Roland D-50 - Presets included "Pizzagogo", used heavily on Enya's Orinoco Flow
Now I’m not saying that people didn’t program these synths, because they did. People like Brian Eno and Tony Banks really made the DX7 their own, and when Roland released a programming interface for the D-50 it made editing patches virtually no more difficult than programming an analogue synth (The D50’s synth engine worked using the same basic principles as many analogue synths, although extended to include PCM waveforms). By that time though there had been hundreds of songs released using the preset sounds of those synths. House music in the late 80s and early 90s heavily relied on the Korg M1 for its piano and organ presets, and the D50s presets (which admittedly are rather good) found their way onto everything from Jean Michel Jarre to Enya.
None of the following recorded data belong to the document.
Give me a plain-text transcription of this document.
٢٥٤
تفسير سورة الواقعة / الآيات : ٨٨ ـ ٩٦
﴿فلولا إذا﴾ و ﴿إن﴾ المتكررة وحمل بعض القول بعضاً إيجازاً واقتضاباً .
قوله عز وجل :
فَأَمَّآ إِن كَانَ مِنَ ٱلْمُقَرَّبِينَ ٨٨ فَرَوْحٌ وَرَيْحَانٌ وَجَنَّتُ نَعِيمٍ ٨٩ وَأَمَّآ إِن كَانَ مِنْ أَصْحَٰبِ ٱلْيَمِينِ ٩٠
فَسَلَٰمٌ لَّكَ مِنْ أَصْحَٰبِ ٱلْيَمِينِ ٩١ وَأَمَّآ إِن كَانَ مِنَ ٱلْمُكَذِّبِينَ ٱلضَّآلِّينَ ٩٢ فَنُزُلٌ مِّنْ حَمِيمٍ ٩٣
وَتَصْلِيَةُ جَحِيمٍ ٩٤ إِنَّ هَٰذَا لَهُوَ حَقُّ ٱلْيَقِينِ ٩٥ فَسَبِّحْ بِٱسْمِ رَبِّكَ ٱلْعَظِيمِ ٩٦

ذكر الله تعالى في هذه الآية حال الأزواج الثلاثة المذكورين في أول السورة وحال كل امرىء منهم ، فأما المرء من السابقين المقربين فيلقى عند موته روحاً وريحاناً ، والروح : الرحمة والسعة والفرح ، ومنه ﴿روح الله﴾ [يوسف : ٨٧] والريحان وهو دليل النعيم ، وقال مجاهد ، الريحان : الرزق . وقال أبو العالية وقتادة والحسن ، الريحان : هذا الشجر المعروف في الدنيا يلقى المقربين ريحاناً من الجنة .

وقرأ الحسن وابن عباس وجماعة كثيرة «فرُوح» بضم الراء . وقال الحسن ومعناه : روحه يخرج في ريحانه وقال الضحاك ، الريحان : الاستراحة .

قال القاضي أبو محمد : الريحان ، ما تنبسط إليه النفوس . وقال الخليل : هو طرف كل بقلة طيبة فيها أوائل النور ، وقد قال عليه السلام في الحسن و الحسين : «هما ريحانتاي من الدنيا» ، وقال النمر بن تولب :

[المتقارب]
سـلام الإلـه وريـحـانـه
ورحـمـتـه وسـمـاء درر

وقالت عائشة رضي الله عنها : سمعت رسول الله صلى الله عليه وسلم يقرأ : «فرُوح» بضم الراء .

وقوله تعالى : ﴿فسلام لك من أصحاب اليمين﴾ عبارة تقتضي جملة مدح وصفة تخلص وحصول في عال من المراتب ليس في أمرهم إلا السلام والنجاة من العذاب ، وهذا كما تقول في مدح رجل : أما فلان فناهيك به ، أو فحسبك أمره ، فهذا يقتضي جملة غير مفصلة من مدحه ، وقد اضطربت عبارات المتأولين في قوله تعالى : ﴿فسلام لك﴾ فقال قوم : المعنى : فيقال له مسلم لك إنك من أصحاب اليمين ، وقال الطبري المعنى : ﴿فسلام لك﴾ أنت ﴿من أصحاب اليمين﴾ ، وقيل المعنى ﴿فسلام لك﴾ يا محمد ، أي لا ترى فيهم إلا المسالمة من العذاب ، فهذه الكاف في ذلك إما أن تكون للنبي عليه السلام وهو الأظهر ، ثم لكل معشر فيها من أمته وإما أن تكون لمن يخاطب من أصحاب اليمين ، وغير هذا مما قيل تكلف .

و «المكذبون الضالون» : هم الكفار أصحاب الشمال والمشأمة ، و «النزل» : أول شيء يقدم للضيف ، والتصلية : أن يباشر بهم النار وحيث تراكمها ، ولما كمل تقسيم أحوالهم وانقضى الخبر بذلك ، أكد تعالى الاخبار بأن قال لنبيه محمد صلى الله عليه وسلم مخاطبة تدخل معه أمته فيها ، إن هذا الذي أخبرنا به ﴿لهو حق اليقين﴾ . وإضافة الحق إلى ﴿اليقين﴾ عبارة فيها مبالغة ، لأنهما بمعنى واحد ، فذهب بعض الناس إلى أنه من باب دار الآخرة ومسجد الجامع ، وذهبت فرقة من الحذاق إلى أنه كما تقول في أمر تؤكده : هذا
Before I continue, I admit, I am a snob when it comes to things like this. I spend a lot of time creating and editing synthesizer patches, both on hardware and software synths. I often start off with a preset and modify it in order to make it suit my needs, but I rarely use preset sounds. The reason I don’t is because I think it’s lazy. I use Reason a lot, and some of the patches for the various synthesizers are very good, but the best ones have been used countless times by so many people. Listen to any pop song from the late 80s and you will likely hear the DX7 E.Piano 1 (or the FullTines version that came with the second generation DX7II). Listen to a lot of modern electro and dance music and you will hear some variation of the Roland Super Saw. Hell, the super saw is being used by everyone from Pendulum to Eminem! Pop music has lost its distinction, and I believe that a key part of that is down to this preset culture.
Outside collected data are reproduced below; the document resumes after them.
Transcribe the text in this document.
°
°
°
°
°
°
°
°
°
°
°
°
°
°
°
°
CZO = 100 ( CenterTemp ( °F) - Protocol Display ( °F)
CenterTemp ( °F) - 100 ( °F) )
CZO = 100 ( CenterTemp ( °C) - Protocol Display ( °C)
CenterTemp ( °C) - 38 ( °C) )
I suppose the underlying issue is that bands often want to emulate their contemporaries, and a “sound” evolves. It’s been happening in music all through history, and it has lead to some very distinct groups of musicians, bands and composers, but up until 1983 the sounds that the band created, the actual instrument sounds were quite distinct. Sure, there were guitarists who bought Stratocasters because they wanted the Strat sound, but never before had there been a means to completely copy every aspect of an instrument’s sound at the press of a button, and that’s exactly what the DX7 was offering – the chance to use the same sound as any other DX7 player, and that has become the norm. Today we have the MicroKorg, a phenomenally successful little synth that has found its way into all sorts of bands, and while it is possible to edit sounds relatively easily, a good chunk of its users don’t bother.
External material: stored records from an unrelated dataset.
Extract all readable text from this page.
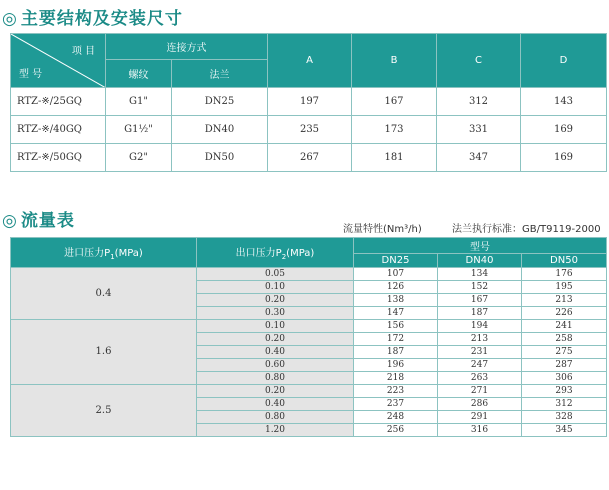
◎ 主要结构及安装尺寸
项 目
型 号	连接方式		A	B	C	D
	螺纹	法兰				
RTZ-※/25GQ	G1"	DN25	197	167	312	143
RTZ-※/40GQ	G1½"	DN40	235	173	331	169
RTZ-※/50GQ	G2"	DN50	267	181	347	169
◎ 流量表	流量特性(Nm³/h)	法兰执行标准：GB/T9119-2000
进口压力$P_1(MPa)$	出口压力$P_2(MPa)$	型号		
		DN25	DN40	DN50
0.4	0.05	107	134	176
	0.10	126	152	195
	0.20	138	167	213
	0.30	147	187	226
1.6	0.10	156	194	241
	0.20	172	213	258
	0.40	187	231	275
	0.60	196	247	287
	0.80	218	263	306
2.5	0.20	223	271	293
	0.40	237	286	312
	0.80	248	291	328
	1.20	256	316	345
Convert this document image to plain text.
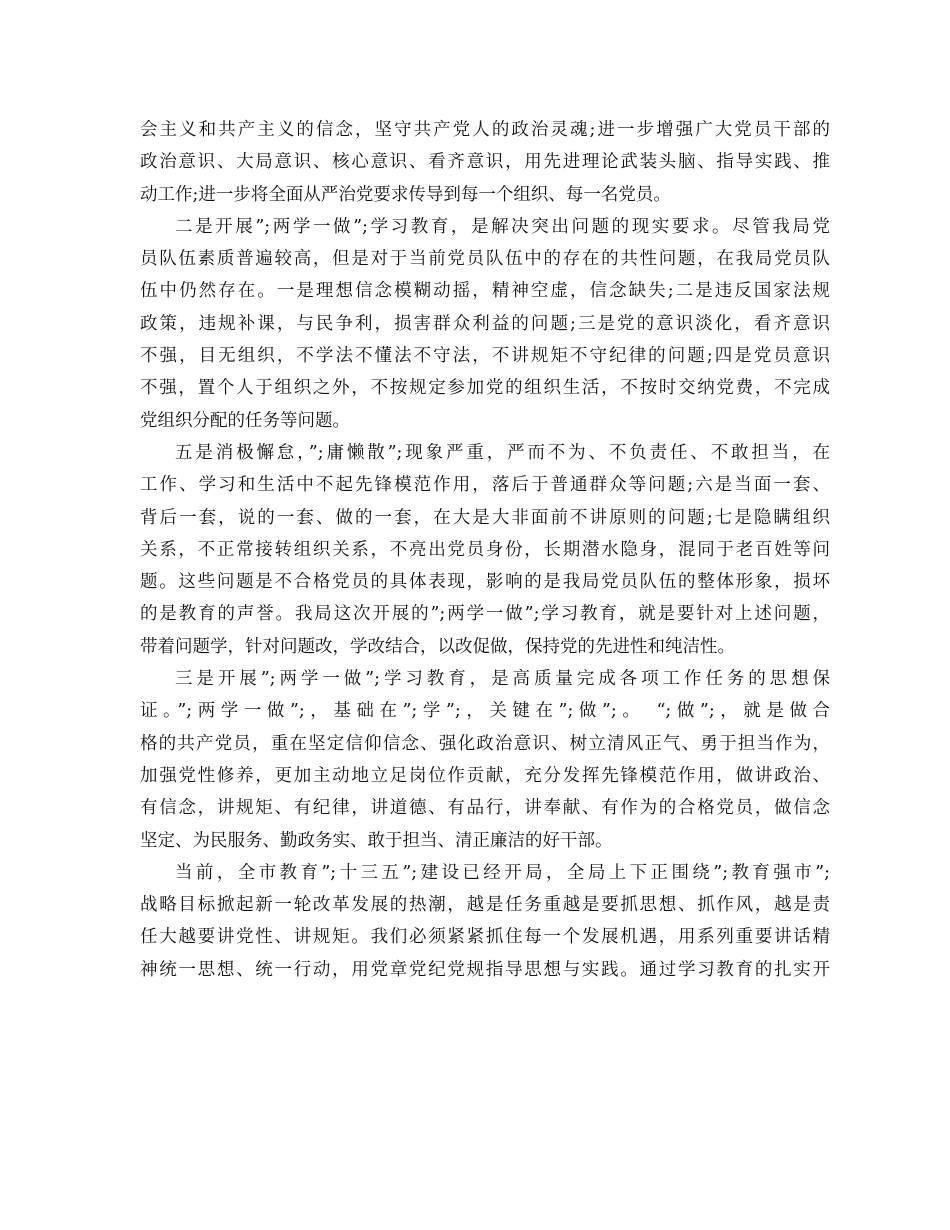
会主义和共产主义的信念，坚守共产党人的政治灵魂;进一步增强广大党员干部的
政治意识、大局意识、核心意识、看齐意识，用先进理论武装头脑、指导实践、推
动工作;进一步将全面从严治党要求传导到每一个组织、每一名党员。
二是开展”;两学一做”;学习教育，是解决突出问题的现实要求。尽管我局党
员队伍素质普遍较高，但是对于当前党员队伍中的存在的共性问题，在我局党员队
伍中仍然存在。一是理想信念模糊动摇，精神空虚，信念缺失;二是违反国家法规
政策，违规补课，与民争利，损害群众利益的问题;三是党的意识淡化，看齐意识
不强，目无组织，不学法不懂法不守法，不讲规矩不守纪律的问题;四是党员意识
不强，置个人于组织之外，不按规定参加党的组织生活，不按时交纳党费，不完成
党组织分配的任务等问题。
五是消极懈怠，”;庸懒散”;现象严重，严而不为、不负责任、不敢担当，在
工作、学习和生活中不起先锋模范作用，落后于普通群众等问题;六是当面一套、
背后一套，说的一套、做的一套，在大是大非面前不讲原则的问题;七是隐瞒组织
关系，不正常接转组织关系，不亮出党员身份，长期潜水隐身，混同于老百姓等问
题。这些问题是不合格党员的具体表现，影响的是我局党员队伍的整体形象，损坏
的是教育的声誉。我局这次开展的”;两学一做”;学习教育，就是要针对上述问题，
带着问题学，针对问题改，学改结合，以改促做，保持党的先进性和纯洁性。
三是开展”;两学一做”;学习教育，是高质量完成各项工作任务的思想保
证。”;两学一做”;，基础在”;学”;，关键在”;做”;。 “;做”;，就是做合
格的共产党员，重在坚定信仰信念、强化政治意识、树立清风正气、勇于担当作为，
加强党性修养，更加主动地立足岗位作贡献，充分发挥先锋模范作用，做讲政治、
有信念，讲规矩、有纪律，讲道德、有品行，讲奉献、有作为的合格党员，做信念
坚定、为民服务、勤政务实、敢于担当、清正廉洁的好干部。
当前，全市教育”;十三五”;建设已经开局，全局上下正围绕”;教育强市”;
战略目标掀起新一轮改革发展的热潮，越是任务重越是要抓思想、抓作风，越是责
任大越要讲党性、讲规矩。我们必须紧紧抓住每一个发展机遇，用系列重要讲话精
神统一思想、统一行动，用党章党纪党规指导思想与实践。通过学习教育的扎实开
Maybe I’m just being nostalgic; I admit that some of my favourite music is experimental electronica from people like Jean Michel Jarre, and keyboard-heavy progressive rock. I’d love it if bands started using modular synths and creating weird and wonderful patches instead of just pressing a button and pulling up a sound. That's not to say that some musicians don't, but the vast majority of the groups and acts being churned out by the industry's machine aren't innovating, and as a result pop music is stagnant. The great innovative acts of the late 1970s and early 1980s; Ultravox, Tears for Fears, The Buggles, The Human League, New Order, were both commercially successful and innovative. Name one pop star or group working today that are innovating on the same level as those I just mentioned. There certainly aren’t many.

So there you have it, another reason I hate music technology. Preset culture has diminished the potential of synthesisers and turned pop music into a huge homogenous mass. I know what my ideal solution would be, replace every keyboard player in every band with Keith Emerson, that’d shake things up a bit!